Time of harvest, the olive type, weather and the region of origin contribute to the taste of olive oil and, like wine, to the price. Some fine oils from Tuscany, Southern Italy or Catalonia in Spain have a peppery finish. Some have a fruity flavor. These nuances affect the range of prices for olive oil.

And why use olive oil — instead of corn, soy or canola oil?

As for “why” olive oil, several characteristics make it attractive for some uses over other oils. First, of course, is the flavor. Dipping bread in corn oil would not be tasty. Also, olive oil, authorities say, tends to make baked goods stay moist-textured longer. Nutrition-wise, olive oil is high in monounsaturated fat — the “good fat” that reduces LDL (the bad cholesterol) levels.

Interestingly, a few years ago, Colavita, an olive oil producer, prepared a cookbook, Cooking with Olive Oil American Style. The book assumed that many Americans are uncertain how to use olive oil and whether it can be used in favorite recipes. The book’s recipes show how to use olive oil in daily American cooking.

The tips include, if you are substituting olive oil for butter or margarine, use less. A cup of butter or margarine would be replaced with 3⁄4 cup of olive oil. As a guideline, olive oil can be substituted for butter or margarine in all recipes except those where the butter flavor is important, such as pound cake or Hollandaise sauce.

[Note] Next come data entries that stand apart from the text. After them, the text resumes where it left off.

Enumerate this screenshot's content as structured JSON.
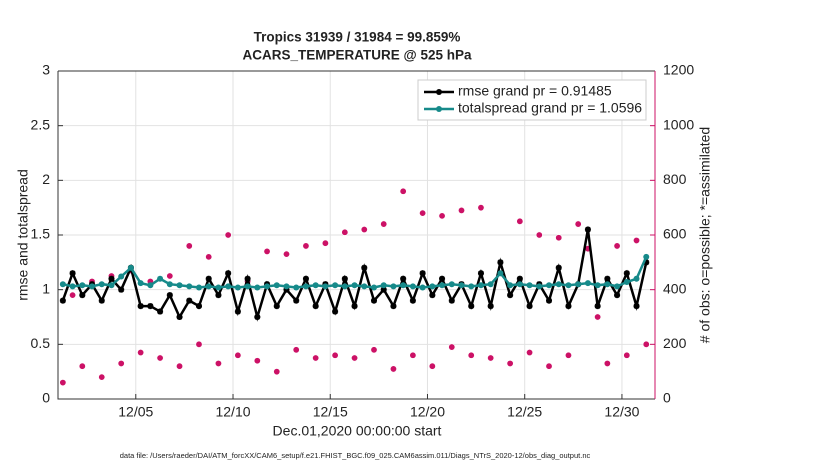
{
  "chart_data": {
    "type": "line",
    "title": "Tropics 31939 / 31984 = 99.859%",
    "subtitle": "ACARS_TEMPERATURE @ 525 hPa",
    "xlabel": "Dec.01,2020 00:00:00 start",
    "ylabel": "rmse and totalspread",
    "y2label": "# of obs: o=possible; *=assimilated",
    "footnote": "data file: /Users/raeder/DAI/ATM_forcXX/CAM6_setup/f.e21.FHIST_BGC.f09_025.CAM6assim.011/Diags_NTrS_2020-12/obs_diag_output.nc",
    "grid": true,
    "legend": "upper right",
    "xlim": [
      0,
      30.7
    ],
    "xticks": [
      {
        "value": 4,
        "label": "12/05"
      },
      {
        "value": 9,
        "label": "12/10"
      },
      {
        "value": 14,
        "label": "12/15"
      },
      {
        "value": 19,
        "label": "12/20"
      },
      {
        "value": 24,
        "label": "12/25"
      },
      {
        "value": 29,
        "label": "12/30"
      }
    ],
    "ylim": [
      0,
      3
    ],
    "yticks": [
      0,
      0.5,
      1,
      1.5,
      2,
      2.5,
      3
    ],
    "y2lim": [
      0,
      1200
    ],
    "y2ticks": [
      0,
      200,
      400,
      600,
      800,
      1000,
      1200
    ],
    "y2color": "#cc1166",
    "x": [
      0.25,
      0.75,
      1.25,
      1.75,
      2.25,
      2.75,
      3.25,
      3.75,
      4.25,
      4.75,
      5.25,
      5.75,
      6.25,
      6.75,
      7.25,
      7.75,
      8.25,
      8.75,
      9.25,
      9.75,
      10.25,
      10.75,
      11.25,
      11.75,
      12.25,
      12.75,
      13.25,
      13.75,
      14.25,
      14.75,
      15.25,
      15.75,
      16.25,
      16.75,
      17.25,
      17.75,
      18.25,
      18.75,
      19.25,
      19.75,
      20.25,
      20.75,
      21.25,
      21.75,
      22.25,
      22.75,
      23.25,
      23.75,
      24.25,
      24.75,
      25.25,
      25.75,
      26.25,
      26.75,
      27.25,
      27.75,
      28.25,
      28.75,
      29.25,
      29.75,
      30.25
    ],
    "series": [
      {
        "name": "rmse grand pr = 0.91485",
        "color": "#000000",
        "marker": "star",
        "values": [
          0.9,
          1.15,
          0.95,
          1.05,
          0.9,
          1.1,
          1.0,
          1.2,
          0.85,
          0.85,
          0.8,
          0.95,
          0.75,
          0.9,
          0.85,
          1.1,
          0.95,
          1.15,
          0.8,
          1.1,
          0.75,
          1.05,
          0.85,
          1.0,
          0.9,
          1.1,
          0.85,
          1.05,
          0.8,
          1.1,
          0.85,
          1.2,
          0.9,
          1.0,
          0.85,
          1.1,
          0.9,
          1.15,
          0.95,
          1.1,
          0.9,
          1.05,
          0.85,
          1.15,
          0.85,
          1.25,
          0.95,
          1.1,
          0.85,
          1.05,
          0.9,
          1.2,
          0.85,
          1.05,
          1.55,
          0.85,
          1.1,
          0.95,
          1.15,
          0.85,
          1.25
        ]
      },
      {
        "name": "totalspread grand pr = 1.0596",
        "color": "#168a8a",
        "marker": "dot",
        "values": [
          1.05,
          1.03,
          1.04,
          1.03,
          1.05,
          1.04,
          1.12,
          1.2,
          1.06,
          1.04,
          1.1,
          1.05,
          1.04,
          1.03,
          1.02,
          1.03,
          1.02,
          1.03,
          1.02,
          1.03,
          1.02,
          1.03,
          1.04,
          1.03,
          1.02,
          1.03,
          1.04,
          1.03,
          1.04,
          1.03,
          1.04,
          1.03,
          1.02,
          1.04,
          1.03,
          1.04,
          1.03,
          1.02,
          1.03,
          1.04,
          1.05,
          1.04,
          1.03,
          1.04,
          1.05,
          1.15,
          1.04,
          1.05,
          1.04,
          1.03,
          1.04,
          1.05,
          1.04,
          1.05,
          1.06,
          1.04,
          1.05,
          1.03,
          1.07,
          1.1,
          1.3
        ]
      },
      {
        "color": "#cc1166",
        "axis": "y2",
        "marker": "obs",
        "values": [
          60,
          380,
          120,
          430,
          80,
          450,
          130,
          470,
          170,
          430,
          150,
          450,
          120,
          560,
          200,
          520,
          130,
          600,
          160,
          430,
          140,
          540,
          100,
          530,
          180,
          560,
          150,
          570,
          160,
          610,
          150,
          620,
          180,
          640,
          110,
          760,
          160,
          680,
          120,
          670,
          190,
          690,
          160,
          700,
          150,
          460,
          130,
          650,
          170,
          600,
          120,
          590,
          160,
          640,
          550,
          300,
          130,
          560,
          160,
          580,
          200
        ]
      }
    ]
  }
}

For frying or sautéing, olive oil works well. But at high heat, olive oil loses its flavor. Thus sauté garlic or onion at a low temperature to retain the olive oil taste.

Olive oil is an essential ingredient in some recipes such as Caesar salad. This treatment of Caesar salad — especially the croutons — is a delicious combination. Fresh green beans become much more distinctive when seasoned with olive oil. This is a nifty method of cooking green beans.

Green Beans with Lemon Zest and Parsley




1⁄4 cup slivered almonds


1 lb. green beans, stem-end trimmed and halved


1⁄3 cup water


4 t extra virgin olive oil


1⁄4 t salt


1⁄2 t finely grated lemon peel


2 T minced fresh parsley

Directions: Heat a skillet (with a lid) over medium-low heat. When pan is hot, add the almonds and toast, stirring frequently, until they are golden brown and fragrant, about 2 minutes. Remove and set aside. Add green beans, 1⁄3 cup water, oil and salt. Increase heat to medium-high, cover and cook until steam escapes around the lid. Set timer for 5 minutes and continue to steam until green beans are brightly colored and just tender. Remove lid and continue to cook until water evaporates and the green beans start to sauté, 1 to 2 minutes longer. Turn off heat. Stir in toasted almonds, lemon peel and parsley. Makes 4 servings.


Caesar Salad




Garlic Croutons


4 cloves garlic


1⁄4 cup pure olive oil


2 cups packed 3⁄4-inch bread cubes (from stale bread or Italian loaf)


1⁄8 t salt




2 T lemon juice


2 1⁄2 T mayonnaise


1⁄4 t Worcestershire sauce


3 romaine hearts (9 to 10 cups)


5 T olive oil


Salt and pepper


1⁄4 cup grated fresh Parmesan cheese, plus extra for sprinkling


Directions: To make croutons: Heat a 10-inch skillet over medium heat. Mince garlic cloves. Combine garlic and oil. Toss bread with one half of the garlic and oil (2 T). Add salt. Add the bread cubes to the skillet. Toast, turning the cubes often until crisp and golden brown, 5 to 7 minutes. Cool while breaking lettuce into pieces. Dressing: Whisk lemon juice, mayonnaise, Worcestershire sauce, and the remaining garlic and oil. Place Romaine in a large bowl, drizzle with the 5 tablespoons of olive oil. Sprinkle with salt and pepper. Drizzle lemon mixture. Add Parmesan cheese and toss. Add croutons and toss again. Sprinkle top with additional Parmesan. Makes 6 servings.


Olive Oil Primer



Not in the fridge! But in a cool, dark place, will keep for at least two years.



Extra Virgin Olive Oil

The highest grade. Best for bread, salads, on vegetables for robust olive oil flavor.


Olive Oil

A blended oil product made of lower quality virgin oil. Sometimes called “pure” olive oil. An all-purpose oil, can be used for frying, baking, basting. Has a mild fruity flavor. 

Extra Light or Mild Olive Oil

Less flavor but good for baking as an alternative to butter or margarine. The best for high heat cooking, remains stable and won’t burn. (May be harder to find.)